Os astrônomos previram a existência da corona há vários anos. “Descobrimos que, se incluíssemos uma corona nas simulações das Nuvens de Magalhães caindo na Via Láctea, poderíamos explicar a massa de gás extraída pela primeira vez”, explicou Elena D’Onghia, da Universidade de Wisconsin-Madison (EUA), outra coautora do estudo. “Sabíamos que a Grande Nuvem de Magalhães deveria ser massiva o suficiente para ter uma corona.”

Mas, embora a corona se estenda a mais de 100 mil anos-luz das Nuvens de Magalhães e cubra uma grande parte do céu meridional, ela é efetivamente invisível. Mapeá-la exigiu vasculhar 30 anos de dados arquivados para medições adequadas.

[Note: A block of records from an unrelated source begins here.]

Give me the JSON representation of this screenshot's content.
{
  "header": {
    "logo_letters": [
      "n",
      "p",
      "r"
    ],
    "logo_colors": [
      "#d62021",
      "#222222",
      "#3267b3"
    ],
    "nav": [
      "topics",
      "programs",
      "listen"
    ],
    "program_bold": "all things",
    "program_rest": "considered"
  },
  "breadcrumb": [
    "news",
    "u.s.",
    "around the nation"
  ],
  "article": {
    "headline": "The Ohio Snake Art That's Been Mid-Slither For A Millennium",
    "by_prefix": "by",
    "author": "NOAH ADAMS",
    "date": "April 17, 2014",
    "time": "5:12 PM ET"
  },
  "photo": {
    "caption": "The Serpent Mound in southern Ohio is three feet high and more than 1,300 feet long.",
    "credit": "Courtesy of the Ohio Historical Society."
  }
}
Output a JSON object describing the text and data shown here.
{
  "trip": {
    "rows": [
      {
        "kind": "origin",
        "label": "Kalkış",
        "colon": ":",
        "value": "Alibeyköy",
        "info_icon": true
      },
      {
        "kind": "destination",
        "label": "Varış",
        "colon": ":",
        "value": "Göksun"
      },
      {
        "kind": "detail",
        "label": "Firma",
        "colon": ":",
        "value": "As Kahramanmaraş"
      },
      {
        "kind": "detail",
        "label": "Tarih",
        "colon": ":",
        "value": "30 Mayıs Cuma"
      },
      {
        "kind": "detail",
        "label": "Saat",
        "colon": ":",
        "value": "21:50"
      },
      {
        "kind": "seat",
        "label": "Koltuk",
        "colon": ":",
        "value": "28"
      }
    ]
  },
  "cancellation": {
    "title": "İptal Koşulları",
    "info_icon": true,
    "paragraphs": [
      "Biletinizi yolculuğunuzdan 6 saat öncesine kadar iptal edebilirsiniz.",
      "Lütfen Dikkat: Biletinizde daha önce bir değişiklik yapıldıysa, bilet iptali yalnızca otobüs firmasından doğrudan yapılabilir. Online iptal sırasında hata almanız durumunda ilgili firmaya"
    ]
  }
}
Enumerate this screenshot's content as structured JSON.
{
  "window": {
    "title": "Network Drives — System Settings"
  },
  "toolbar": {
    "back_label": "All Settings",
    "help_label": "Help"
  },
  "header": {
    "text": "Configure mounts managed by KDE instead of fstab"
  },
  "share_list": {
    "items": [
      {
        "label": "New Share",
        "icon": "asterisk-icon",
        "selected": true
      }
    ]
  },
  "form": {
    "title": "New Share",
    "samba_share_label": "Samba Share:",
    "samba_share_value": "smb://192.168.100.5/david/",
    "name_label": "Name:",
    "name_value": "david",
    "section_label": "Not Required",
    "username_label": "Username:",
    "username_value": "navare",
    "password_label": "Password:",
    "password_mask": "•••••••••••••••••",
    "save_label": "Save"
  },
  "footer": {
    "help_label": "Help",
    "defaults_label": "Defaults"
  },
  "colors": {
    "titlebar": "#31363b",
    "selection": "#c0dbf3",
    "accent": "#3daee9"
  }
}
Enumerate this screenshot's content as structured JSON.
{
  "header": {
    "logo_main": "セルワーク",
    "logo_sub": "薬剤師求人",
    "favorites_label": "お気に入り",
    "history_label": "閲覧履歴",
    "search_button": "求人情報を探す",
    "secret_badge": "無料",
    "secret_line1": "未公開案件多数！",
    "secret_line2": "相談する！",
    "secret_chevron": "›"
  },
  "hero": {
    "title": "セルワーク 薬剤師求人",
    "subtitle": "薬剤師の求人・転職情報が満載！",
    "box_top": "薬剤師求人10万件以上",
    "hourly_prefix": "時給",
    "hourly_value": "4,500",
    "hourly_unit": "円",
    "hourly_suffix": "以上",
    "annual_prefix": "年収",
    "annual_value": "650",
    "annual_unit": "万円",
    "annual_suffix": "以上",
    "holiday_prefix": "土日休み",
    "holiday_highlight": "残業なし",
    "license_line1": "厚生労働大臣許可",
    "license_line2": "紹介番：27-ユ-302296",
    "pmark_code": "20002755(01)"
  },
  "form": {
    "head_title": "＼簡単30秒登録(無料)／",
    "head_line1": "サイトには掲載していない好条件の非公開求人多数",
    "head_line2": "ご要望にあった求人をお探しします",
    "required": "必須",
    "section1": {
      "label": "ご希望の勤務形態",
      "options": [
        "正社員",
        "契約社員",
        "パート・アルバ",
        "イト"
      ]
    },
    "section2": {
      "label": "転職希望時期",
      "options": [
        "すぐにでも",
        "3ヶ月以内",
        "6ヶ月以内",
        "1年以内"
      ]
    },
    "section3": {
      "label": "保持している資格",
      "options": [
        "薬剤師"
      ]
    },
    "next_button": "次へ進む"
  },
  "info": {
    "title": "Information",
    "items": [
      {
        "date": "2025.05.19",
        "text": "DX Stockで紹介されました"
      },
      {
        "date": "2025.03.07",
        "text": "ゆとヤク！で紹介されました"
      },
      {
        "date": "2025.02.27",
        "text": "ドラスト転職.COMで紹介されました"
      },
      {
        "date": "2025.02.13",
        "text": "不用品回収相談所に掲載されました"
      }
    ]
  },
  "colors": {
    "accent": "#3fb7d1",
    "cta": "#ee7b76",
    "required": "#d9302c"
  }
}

Os pesquisadores consideram que a corona de uma galáxia é um remanescente da nuvem primordial de gás que entrou em colapso para formar a galáxia bilhões de anos atrás. Embora as coronas tenham sido vistas em torno de galáxias anãs mais distantes, os astrônomos nunca haviam conseguido sondar uma com tantos detalhes quanto essa.

Oportunidade ideal

“Há muitas previsões de simulações de computador sobre como elas deveriam ser, como elas deveriam interagir ao longo de bilhões de anos, mas observacionalmente não podemos realmente testar a maioria delas porque galáxias anãs são normalmente muito difíceis de detectar”, disse Krishnarao. Por estarem bem à nossa porta, as Nuvens de Magalhães oferecem uma oportunidade ideal para estudar como as galáxias anãs interagem e evoluem.

Em busca de evidências diretas da Corona de Magalhães, a equipe vasculhou os arquivos do Hubble e do FUSE em busca de observações ultravioletas de quasares localizados bilhões de anos-luz atrás dela. Quasares são os núcleos extremamente brilhantes de galáxias que abrigam enormes buracos negros ativos. A equipe raciocinou que, embora a corona fosse muito fraca para ser vista sozinha, ela deveria ser visível como uma espécie de neblina obscurecendo e absorvendo padrões distintos de luz brilhante dos quasares no fundo. Observações de quasares do Hubble foram usadas no passado para mapear a corona ao redor da galáxia de Andrômeda.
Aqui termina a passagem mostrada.